Bursa’da 3 kişiye 1 araç düşüyor.
Bu oran, Türkiye ortalamasının üzerinde.
Dahası;
3 milyon nüfusun, 2 milyon 200 bini kent merkezinde yaşıyor.
Benzer durum İstanbul, Ankara ve İzmir’de de yaşanıyor.
Trafik akışları eskisi gibi değil pandemi nedeniyle.
Bu konuyu;
Büyükşehir Belediye Başkanı Alinur Aktaş’la konuşurken bir şeye dikkat çekti.
“Tüm dünyanın konuşup çözümler üretmeye çalıştığı trafik konusunun sadece yol yaparak, genişleterek veya otoparkla çözülemeyeceğini” söyleyen Aktaş, buna rağmen Bursa Büyükşehir Belediyesi’nin kaynaklarının büyük kısmının, ulaşım ve trafik için kullanıldığını söyledi.
Ama;
Bir noktaya da değindi.
Ve;
“Tüm kentlerin yaşadığı bu sorunu sadece fiziki değişim olarak düşünmekten ziyade, sistem olarak da değişimi düşünmeliyiz” dedi.
Örnek de verdi.
“Mesela” dedi “En düzenli kentlerin bulunduğu Güney Kore’de çok daha fazla nüfus ve trafik var.

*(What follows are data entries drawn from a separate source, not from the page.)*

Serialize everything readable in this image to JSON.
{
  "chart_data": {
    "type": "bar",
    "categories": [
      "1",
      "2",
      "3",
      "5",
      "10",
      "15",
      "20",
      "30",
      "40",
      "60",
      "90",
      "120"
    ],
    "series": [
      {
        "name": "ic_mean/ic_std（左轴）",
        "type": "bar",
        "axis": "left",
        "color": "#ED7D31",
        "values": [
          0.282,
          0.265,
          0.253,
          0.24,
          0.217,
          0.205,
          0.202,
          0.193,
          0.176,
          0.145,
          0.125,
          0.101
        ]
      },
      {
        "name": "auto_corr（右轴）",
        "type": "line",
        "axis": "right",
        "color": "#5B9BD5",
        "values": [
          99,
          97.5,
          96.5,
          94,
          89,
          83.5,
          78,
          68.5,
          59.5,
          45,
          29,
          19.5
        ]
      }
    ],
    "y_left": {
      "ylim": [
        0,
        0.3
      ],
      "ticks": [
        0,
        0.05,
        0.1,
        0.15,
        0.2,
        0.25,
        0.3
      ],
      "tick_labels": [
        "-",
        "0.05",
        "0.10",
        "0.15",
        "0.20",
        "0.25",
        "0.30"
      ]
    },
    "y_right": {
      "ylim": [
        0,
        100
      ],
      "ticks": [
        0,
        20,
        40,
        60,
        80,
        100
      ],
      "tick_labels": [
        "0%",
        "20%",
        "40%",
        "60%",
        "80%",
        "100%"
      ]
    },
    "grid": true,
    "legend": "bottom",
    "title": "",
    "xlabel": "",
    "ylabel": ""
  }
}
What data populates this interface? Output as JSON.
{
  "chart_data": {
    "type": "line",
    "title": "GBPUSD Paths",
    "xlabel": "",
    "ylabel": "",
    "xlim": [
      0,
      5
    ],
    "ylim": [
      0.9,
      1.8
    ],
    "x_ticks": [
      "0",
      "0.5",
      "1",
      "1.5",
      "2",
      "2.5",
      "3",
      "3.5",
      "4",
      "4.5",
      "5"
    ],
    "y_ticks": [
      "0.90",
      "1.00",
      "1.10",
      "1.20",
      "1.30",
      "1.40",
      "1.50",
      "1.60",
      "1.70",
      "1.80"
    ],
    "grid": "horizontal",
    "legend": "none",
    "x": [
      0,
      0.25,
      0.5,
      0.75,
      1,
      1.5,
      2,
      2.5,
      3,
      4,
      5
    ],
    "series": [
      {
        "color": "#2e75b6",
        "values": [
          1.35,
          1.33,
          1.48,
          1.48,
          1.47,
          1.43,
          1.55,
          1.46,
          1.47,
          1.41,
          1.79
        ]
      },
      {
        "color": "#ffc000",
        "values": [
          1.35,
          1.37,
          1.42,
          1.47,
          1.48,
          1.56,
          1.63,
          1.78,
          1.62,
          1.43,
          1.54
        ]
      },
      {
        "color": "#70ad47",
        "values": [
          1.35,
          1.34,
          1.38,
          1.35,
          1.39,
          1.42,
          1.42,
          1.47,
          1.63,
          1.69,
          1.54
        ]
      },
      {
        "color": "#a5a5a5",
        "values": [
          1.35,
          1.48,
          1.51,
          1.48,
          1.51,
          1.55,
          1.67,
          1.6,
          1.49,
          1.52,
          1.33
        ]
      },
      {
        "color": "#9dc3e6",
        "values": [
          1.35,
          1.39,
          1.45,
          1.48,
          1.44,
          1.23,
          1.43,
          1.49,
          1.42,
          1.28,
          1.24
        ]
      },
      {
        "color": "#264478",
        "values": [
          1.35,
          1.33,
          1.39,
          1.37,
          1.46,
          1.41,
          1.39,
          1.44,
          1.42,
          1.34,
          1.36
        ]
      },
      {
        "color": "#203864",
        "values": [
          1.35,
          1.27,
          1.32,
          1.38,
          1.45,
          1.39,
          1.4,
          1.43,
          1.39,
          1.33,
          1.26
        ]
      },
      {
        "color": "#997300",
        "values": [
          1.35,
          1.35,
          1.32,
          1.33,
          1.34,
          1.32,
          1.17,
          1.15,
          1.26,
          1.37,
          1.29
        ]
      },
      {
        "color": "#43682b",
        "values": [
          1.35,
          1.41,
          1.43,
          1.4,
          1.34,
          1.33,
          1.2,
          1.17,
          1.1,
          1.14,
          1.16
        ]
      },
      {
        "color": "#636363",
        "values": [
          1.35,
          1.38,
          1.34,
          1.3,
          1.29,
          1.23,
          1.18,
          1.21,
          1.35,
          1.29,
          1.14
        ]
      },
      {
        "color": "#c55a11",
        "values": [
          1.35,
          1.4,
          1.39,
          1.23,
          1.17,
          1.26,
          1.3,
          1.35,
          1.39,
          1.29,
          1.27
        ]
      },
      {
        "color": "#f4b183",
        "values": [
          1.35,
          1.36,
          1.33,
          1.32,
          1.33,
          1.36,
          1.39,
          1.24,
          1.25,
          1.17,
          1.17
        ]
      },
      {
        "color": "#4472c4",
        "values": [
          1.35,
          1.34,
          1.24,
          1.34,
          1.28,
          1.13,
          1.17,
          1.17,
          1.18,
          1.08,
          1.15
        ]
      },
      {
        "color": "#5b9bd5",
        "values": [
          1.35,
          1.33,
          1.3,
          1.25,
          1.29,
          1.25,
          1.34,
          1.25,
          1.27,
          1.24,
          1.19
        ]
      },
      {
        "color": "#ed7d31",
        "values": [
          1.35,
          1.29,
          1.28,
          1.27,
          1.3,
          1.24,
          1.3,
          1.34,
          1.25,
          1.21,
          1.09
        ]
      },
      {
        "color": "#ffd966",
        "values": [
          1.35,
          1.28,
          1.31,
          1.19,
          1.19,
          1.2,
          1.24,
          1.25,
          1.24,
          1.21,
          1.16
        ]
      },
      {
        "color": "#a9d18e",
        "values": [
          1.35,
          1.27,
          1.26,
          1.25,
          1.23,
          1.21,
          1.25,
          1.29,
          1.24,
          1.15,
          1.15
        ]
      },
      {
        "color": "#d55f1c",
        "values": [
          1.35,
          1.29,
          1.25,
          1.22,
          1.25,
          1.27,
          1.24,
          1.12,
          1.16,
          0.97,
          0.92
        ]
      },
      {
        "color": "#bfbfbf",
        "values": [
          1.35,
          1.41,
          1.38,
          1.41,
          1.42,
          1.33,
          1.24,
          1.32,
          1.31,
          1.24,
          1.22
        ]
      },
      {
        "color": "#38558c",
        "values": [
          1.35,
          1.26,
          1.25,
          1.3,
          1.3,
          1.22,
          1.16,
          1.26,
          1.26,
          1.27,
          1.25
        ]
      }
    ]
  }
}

Ama orada şöyle bir sistem işliyor. Arabada tek kişi varsa en sağdan, iki kişi varsa orta şeritten, üç kişi varsa sol şeritten gidiyor ve kurallara herkes riayet ediyor, denetleniyor da”
Başkan Aktaş;
Bu örnekten sonra şunu da söyledi:
“Biz belediye olarak yatırımları yaparken tüm tarafların da bu konuda bir irade koyması ve arkasında durması gerekiyor.
Acemler sorununa gelmeden, farklı kurullarla 100 binlik yeni plan tartışılıyor, yakında da Meclis’imize gelecek. Ne var ki, 1998’deki planla ilgili öngörü nüfusunu geçmemişiz henüz, fakat kurgusu yanlış yapılmış.
Bu nedenle tüm dünyanın mücadele ettiği trafik sorununa yönelik, ilgili kurullara ve vatandaşlarımıza düşen konular da var”
Başkan Aktaş’ın haklı olduğu yönleri yok değil.
Bu soruna paydaş olan tüm kurum ve kuruluşlar ile araç sahiplerinin de dahil olması ve ortaya bir sistem konulması gerekiyor.
Emniyet Müdürlüğü’nün de devrede olması gerekiyor.
Keza;
Tüm dünyada konuşulduğu üzere, virüsün yarattığı korku nedeniyle artık hiçbir şey eskisi gibi olmayacak, korkular sürecek, alışkanlıklar değişecek (ki değişti), özel araç kullanımı da pandemi öncesinden çok daha fazla olarak kalacak yaşantımızda.
Bu nedenle, İstanbul’da da yaşandığı üzere bu sorunu direkt olarak siyasi mekanizmaya bağlamamak gerekiyor.